Keine Lebenszeichen in der Atmosphäre der Venus

Rainer Kayser

Felsige Planetenoberfläche vor dunklen Hintergrund

NASA/JPL

Verglichen mit der Erde ist die Venus ein lebensfeindlicher Planet – mit etwa dem hundertfachen Druck und einer Temperatur um 450 Grad Celsius auf der Planetenoberfläche. Doch in der dichten Atmosphäre der Venus, in einer Höhe von 50 bis 60 Kilometern, herrschen eine Temperatur und ein Druck, die denen an der Erdoberfläche ähneln. Seit langem spekulieren Astrobiologen daher, ob dort nicht zumindest bakterielles Leben existieren könnte. Diese Hypothese musste ein Forschungsteam nun jedoch verwerfen. Der Stoffwechsel solcher Mikroben wäre nicht mit der beobachteten Zusammensetzung der Venusatmosphäre in Einklang zu bringen, so die Wissenschaftler im Fachblatt „Nature Communications“.
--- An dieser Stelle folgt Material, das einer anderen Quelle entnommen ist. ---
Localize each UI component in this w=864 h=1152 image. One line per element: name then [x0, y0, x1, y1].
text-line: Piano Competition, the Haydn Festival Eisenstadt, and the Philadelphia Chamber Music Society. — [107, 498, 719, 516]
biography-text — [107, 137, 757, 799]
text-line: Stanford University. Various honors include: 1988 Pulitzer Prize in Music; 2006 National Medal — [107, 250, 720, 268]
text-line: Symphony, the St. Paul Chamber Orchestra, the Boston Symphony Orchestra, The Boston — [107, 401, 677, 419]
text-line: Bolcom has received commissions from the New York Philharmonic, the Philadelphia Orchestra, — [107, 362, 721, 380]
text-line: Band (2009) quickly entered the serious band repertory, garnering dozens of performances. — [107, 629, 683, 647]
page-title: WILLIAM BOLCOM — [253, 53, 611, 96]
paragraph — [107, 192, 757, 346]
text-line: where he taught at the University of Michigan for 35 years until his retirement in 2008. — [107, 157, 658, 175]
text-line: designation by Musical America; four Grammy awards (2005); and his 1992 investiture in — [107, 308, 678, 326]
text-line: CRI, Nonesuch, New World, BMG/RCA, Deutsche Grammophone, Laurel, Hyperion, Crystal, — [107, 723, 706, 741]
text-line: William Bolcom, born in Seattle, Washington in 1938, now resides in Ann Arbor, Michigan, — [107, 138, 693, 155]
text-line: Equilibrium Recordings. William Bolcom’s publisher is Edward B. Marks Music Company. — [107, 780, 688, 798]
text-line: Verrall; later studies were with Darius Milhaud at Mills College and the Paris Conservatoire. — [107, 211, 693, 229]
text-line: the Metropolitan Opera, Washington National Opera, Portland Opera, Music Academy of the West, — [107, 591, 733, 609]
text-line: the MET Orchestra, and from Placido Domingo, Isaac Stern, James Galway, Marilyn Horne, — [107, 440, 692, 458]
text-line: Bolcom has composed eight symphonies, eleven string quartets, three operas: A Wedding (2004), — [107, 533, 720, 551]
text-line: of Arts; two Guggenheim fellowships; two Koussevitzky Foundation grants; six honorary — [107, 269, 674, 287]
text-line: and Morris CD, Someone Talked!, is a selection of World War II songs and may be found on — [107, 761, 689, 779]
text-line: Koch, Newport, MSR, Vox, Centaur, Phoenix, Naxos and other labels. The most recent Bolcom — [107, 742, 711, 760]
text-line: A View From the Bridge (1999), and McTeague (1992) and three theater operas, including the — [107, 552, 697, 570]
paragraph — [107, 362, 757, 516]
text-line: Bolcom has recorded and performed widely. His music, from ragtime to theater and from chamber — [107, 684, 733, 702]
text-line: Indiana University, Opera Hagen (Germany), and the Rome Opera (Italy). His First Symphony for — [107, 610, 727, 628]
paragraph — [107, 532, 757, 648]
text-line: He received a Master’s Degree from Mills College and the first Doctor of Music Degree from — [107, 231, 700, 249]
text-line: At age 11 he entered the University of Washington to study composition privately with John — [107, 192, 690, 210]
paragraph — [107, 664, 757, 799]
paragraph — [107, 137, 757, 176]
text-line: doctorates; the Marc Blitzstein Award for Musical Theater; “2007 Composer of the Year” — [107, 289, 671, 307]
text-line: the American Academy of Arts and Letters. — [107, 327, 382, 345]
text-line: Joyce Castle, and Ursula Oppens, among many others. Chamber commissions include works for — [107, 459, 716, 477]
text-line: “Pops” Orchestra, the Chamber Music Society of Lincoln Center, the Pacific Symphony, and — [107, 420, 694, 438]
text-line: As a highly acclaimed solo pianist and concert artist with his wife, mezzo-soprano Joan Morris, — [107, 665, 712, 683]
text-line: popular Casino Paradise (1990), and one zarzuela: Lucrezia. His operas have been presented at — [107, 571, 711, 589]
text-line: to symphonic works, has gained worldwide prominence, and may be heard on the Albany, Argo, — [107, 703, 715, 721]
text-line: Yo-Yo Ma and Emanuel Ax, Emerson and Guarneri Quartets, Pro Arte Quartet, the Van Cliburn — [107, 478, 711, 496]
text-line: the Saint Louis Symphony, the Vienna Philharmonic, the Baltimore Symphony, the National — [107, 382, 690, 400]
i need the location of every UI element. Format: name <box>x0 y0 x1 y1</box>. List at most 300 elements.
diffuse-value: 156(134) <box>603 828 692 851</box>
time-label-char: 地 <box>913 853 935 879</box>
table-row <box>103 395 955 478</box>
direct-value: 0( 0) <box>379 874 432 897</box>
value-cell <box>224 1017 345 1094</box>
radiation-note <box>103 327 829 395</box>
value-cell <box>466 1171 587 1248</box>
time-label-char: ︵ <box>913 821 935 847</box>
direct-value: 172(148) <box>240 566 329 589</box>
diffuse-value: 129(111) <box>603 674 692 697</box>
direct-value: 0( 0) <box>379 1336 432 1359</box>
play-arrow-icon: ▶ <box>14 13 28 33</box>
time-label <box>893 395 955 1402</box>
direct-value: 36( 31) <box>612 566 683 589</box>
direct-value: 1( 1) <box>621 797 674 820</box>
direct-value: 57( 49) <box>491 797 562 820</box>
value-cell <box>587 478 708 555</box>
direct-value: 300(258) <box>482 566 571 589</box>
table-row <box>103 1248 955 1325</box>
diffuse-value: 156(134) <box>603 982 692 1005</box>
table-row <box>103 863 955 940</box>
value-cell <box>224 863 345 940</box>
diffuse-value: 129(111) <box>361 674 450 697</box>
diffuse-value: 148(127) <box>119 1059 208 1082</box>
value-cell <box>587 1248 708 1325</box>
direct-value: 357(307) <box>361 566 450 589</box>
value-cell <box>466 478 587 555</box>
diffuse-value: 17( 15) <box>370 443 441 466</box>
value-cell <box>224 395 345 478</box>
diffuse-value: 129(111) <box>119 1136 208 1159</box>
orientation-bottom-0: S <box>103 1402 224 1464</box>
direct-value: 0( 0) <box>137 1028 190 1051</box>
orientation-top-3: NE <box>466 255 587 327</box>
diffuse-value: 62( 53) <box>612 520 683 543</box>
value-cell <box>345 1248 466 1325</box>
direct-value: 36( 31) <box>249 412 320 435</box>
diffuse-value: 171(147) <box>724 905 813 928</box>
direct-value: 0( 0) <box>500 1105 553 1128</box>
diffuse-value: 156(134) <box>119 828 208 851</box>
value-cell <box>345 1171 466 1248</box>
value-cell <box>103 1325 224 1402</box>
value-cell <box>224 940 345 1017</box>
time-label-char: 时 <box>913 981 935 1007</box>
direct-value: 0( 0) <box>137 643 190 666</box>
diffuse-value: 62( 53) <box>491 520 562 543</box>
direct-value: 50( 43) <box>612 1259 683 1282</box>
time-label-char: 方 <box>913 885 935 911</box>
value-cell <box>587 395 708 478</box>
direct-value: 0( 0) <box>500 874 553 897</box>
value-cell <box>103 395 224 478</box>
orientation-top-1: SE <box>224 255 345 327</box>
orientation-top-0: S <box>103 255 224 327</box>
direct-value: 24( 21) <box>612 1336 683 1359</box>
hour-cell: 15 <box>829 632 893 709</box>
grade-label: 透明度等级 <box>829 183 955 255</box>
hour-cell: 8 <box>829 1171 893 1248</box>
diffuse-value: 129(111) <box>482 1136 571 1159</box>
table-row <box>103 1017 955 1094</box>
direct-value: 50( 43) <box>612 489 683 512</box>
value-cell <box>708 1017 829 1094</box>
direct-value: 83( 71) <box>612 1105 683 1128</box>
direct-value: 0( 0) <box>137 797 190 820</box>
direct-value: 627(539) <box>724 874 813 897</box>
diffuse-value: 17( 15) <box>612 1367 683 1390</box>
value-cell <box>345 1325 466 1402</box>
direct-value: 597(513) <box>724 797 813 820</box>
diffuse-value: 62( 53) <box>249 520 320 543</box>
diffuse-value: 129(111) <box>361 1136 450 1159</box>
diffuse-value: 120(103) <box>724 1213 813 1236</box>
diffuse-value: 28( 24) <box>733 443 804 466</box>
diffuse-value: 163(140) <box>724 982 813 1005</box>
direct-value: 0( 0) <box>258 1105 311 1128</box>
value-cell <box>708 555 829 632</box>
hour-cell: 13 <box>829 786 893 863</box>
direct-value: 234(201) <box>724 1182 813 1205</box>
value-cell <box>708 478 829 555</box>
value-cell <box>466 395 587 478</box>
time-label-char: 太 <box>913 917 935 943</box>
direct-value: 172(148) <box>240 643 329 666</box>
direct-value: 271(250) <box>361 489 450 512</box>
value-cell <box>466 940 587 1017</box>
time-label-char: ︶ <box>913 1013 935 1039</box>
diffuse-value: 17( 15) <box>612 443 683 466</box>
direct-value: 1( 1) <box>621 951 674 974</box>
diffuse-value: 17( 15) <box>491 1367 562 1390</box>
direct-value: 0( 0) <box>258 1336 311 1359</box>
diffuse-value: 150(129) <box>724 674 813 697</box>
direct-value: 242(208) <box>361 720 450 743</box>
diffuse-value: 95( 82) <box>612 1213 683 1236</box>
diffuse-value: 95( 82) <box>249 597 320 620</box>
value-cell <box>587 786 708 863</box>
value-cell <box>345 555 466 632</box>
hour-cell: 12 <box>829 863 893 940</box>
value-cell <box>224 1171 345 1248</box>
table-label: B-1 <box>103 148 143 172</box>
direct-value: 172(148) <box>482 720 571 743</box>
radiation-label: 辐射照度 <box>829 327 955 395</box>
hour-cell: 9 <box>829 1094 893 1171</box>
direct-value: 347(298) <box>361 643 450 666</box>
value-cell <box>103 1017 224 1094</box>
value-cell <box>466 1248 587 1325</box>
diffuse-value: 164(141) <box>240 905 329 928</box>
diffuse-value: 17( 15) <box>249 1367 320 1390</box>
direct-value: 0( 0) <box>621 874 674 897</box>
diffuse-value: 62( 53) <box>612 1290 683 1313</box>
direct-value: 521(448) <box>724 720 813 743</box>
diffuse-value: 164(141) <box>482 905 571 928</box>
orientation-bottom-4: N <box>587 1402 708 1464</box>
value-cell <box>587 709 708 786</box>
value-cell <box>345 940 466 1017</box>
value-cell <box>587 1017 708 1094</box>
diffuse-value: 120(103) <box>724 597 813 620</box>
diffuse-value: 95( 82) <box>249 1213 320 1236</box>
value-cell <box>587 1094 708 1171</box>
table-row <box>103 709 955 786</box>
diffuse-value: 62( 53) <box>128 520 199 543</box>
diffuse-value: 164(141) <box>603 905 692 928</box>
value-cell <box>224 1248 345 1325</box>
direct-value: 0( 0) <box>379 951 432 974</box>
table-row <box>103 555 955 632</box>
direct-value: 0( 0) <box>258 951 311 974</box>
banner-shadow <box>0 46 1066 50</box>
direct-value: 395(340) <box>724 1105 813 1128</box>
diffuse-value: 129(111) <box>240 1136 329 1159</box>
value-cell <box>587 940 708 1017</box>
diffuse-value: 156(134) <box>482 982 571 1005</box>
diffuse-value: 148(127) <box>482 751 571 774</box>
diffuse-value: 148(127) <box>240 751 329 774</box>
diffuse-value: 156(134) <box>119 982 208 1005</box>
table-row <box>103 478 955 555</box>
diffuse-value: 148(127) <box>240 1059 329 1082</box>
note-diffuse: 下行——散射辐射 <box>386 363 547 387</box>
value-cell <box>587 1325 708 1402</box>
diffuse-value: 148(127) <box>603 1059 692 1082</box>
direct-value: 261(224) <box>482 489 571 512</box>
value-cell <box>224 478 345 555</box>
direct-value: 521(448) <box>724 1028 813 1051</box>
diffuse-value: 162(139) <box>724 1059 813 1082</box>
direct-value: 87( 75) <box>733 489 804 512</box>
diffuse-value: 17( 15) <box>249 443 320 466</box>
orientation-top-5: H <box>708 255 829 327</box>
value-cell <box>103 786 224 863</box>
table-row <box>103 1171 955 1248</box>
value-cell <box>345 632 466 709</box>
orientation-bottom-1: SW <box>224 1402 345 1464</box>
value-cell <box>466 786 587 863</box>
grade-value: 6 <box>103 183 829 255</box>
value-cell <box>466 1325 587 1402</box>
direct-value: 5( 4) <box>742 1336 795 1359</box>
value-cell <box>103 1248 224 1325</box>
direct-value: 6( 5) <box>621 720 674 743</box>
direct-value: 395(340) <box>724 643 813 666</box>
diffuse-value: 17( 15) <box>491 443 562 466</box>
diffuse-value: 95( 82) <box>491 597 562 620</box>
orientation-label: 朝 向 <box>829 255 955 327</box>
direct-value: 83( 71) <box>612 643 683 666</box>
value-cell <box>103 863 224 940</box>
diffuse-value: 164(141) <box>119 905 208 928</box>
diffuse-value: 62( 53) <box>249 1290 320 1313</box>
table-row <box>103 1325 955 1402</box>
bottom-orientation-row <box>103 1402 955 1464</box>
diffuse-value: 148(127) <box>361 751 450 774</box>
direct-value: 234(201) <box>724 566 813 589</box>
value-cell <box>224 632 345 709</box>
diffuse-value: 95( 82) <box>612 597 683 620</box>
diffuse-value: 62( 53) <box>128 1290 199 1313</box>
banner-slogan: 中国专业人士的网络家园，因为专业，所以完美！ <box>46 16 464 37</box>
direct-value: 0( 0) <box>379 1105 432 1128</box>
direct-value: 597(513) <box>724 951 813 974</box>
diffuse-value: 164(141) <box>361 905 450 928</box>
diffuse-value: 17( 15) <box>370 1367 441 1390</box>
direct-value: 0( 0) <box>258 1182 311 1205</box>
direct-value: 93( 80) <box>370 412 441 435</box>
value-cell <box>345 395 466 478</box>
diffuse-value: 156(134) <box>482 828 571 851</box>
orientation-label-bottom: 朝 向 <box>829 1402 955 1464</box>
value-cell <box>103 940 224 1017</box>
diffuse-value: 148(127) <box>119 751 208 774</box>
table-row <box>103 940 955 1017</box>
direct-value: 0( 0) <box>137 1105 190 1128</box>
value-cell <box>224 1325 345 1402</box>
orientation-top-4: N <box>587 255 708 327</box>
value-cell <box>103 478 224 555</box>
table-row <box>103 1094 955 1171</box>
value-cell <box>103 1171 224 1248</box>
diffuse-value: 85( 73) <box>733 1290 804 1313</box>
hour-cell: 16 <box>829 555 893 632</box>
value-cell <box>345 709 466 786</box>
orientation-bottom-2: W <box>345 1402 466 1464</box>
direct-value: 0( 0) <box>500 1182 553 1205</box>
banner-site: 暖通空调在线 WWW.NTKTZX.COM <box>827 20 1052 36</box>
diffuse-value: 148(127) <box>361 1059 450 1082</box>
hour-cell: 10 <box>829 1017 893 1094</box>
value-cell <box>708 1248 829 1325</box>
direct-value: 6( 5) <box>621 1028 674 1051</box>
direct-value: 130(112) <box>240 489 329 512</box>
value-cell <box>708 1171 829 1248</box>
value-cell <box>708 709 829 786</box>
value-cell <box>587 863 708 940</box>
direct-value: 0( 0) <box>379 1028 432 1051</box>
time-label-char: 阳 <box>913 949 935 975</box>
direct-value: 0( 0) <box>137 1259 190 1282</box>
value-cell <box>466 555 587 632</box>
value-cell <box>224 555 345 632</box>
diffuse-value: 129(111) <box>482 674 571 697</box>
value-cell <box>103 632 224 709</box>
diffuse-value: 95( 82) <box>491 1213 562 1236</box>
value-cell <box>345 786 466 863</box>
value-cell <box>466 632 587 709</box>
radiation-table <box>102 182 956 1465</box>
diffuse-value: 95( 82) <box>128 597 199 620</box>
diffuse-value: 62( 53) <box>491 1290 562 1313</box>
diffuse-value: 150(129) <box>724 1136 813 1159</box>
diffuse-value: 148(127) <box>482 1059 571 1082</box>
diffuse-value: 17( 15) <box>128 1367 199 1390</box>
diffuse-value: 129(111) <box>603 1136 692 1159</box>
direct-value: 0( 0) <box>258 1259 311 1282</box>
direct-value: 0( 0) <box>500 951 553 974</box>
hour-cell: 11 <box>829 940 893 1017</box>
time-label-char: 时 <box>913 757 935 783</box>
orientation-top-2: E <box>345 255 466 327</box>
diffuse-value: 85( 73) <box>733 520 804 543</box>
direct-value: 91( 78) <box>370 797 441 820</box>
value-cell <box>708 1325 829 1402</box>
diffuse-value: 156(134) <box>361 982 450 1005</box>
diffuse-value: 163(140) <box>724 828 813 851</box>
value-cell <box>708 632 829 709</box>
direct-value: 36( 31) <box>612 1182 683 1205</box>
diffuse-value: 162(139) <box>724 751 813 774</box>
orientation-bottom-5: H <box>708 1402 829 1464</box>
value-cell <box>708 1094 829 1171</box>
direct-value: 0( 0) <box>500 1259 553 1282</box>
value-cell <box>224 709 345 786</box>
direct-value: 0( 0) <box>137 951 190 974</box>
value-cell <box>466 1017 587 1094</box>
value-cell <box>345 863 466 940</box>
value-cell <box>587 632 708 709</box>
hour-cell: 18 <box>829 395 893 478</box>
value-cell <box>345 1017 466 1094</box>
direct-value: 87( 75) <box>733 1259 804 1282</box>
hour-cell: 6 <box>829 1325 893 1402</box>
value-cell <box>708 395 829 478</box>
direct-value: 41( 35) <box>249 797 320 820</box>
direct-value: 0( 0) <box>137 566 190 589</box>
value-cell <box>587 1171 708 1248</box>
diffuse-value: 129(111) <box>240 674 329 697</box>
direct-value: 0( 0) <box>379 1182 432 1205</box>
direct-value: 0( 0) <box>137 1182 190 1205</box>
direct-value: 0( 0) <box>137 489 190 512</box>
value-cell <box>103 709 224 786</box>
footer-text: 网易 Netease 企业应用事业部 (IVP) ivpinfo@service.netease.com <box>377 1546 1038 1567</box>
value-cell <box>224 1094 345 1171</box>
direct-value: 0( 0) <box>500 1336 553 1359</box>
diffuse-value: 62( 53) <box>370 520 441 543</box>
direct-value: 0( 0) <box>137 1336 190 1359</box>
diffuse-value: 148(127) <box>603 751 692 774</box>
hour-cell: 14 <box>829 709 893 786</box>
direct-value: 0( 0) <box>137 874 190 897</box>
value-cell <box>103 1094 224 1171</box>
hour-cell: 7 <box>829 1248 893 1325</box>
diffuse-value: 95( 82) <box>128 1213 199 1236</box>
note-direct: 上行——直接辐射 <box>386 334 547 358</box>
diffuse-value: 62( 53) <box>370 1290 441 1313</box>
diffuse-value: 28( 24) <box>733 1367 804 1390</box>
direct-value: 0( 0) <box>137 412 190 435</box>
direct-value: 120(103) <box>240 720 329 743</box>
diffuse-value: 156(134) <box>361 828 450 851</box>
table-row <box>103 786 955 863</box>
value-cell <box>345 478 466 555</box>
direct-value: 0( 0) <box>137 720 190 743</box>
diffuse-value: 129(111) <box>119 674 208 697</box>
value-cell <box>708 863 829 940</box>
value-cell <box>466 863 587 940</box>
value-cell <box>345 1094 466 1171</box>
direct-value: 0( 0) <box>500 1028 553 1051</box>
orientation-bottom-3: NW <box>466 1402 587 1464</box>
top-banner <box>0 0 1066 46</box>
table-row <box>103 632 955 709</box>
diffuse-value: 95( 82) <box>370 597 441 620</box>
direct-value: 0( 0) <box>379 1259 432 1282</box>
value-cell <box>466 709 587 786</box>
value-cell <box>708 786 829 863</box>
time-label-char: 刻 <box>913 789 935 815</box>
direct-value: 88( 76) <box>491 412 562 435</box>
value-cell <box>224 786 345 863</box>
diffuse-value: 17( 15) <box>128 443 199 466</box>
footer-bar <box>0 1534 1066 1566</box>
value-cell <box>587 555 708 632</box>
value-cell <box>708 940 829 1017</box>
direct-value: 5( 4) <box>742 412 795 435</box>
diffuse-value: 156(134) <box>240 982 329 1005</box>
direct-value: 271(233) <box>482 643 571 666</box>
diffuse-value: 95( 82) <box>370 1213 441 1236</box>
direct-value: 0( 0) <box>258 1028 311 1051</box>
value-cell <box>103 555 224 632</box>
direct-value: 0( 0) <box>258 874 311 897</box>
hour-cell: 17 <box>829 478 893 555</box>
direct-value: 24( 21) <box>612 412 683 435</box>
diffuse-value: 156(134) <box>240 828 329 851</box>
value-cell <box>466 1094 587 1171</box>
„Wir haben zwei Jahre damit zugebracht, die seltsame, auf Schwefel basierende Chemie in den Wolken der Venus zu erklären“, erläutert Paul Rimmer von der University of Cambridge. Denn insbesondere die Häufigkeit von Schwefeldioxid in der Atmosphäre der Venus ist rätselhaft. Auf der Erde stammt Schwefeldioxid hauptsächlich aus Vulkanen. Auch auf der Venus gibt es aktive Vulkane, die Schwefeldioxid in die Atmosphäre blasen könnten. Doch der Anteil dieses Gases ist lediglich in der unteren Wolkenschicht hoch – darüber nimmt er rapide wieder ab. Irgendein Prozess müsse dort also das Schwefeldioxid verbrauchen, so Rimmer und seine Kollegen.

„Leben ist ziemlich gut darin, eine seltsame chemische Zusammensetzung zu erzeugen. Deshalb haben wir nach Wegen gesucht, mithilfe von Bakterien die Beobachtungen zu erklären“, erläutert Rimmer. Die Idee der Forscher: Das Schwefeldioxid dient Bakterien in der temperierten Region der Atmosphäre als Nahrung und Energiequelle. Die Wissenschaftler stellten also eine Liste möglicher Stoffwechselreaktionen auf der Basis von Schwefeldioxid auf, um zu sehen, ob sich damit die Reduktion des Gases erklären ließe. Und damit waren sie zunächst erfolgreich: Bakterien könnten tatsächlich den Anteil an Schwefeldioxid reduzieren, sodass er mit zunehmender Höhe absinkt.

Doch der vermeintliche Erfolg hat einen Haken: Ein solcher Stoffwechsel produziert stets Ausscheidungen – andere Moleküle, die jedoch in der Venusatmosphäre nicht vorhanden sind. Somit mussten die Forscher ihre Hypothese wieder verwerfen. „Unsere Modelle zeigen, dass es nicht funktioniert“, so Rimmers Kollege Sean Jordan. „Sie verstoßen gegen alles, was wir über die Atmosphäre der Venus wissen.“

Damit bleibt das Rätsel des Schwefeldioxids in der Venusatmosphäre weiterhin ungelöst. Die Forscher wollen nun nichtbiologische Ansätze für die seltsame Chemie in den Wolken des Planeten untersuchen. Außerdem hoffen sie, ihre Methode schon bald auch auf Planeten bei anderen Sternen anwenden zu können. Mit dem neuen James-Webb-Weltraumteleskop beispielsweise könnten sich dort Schwefelverbindungen nachweisen lassen. „Das, was wir bei der Venus gelernt haben, können wir dann auch bei Exoplaneten anwenden“, so Rimmer.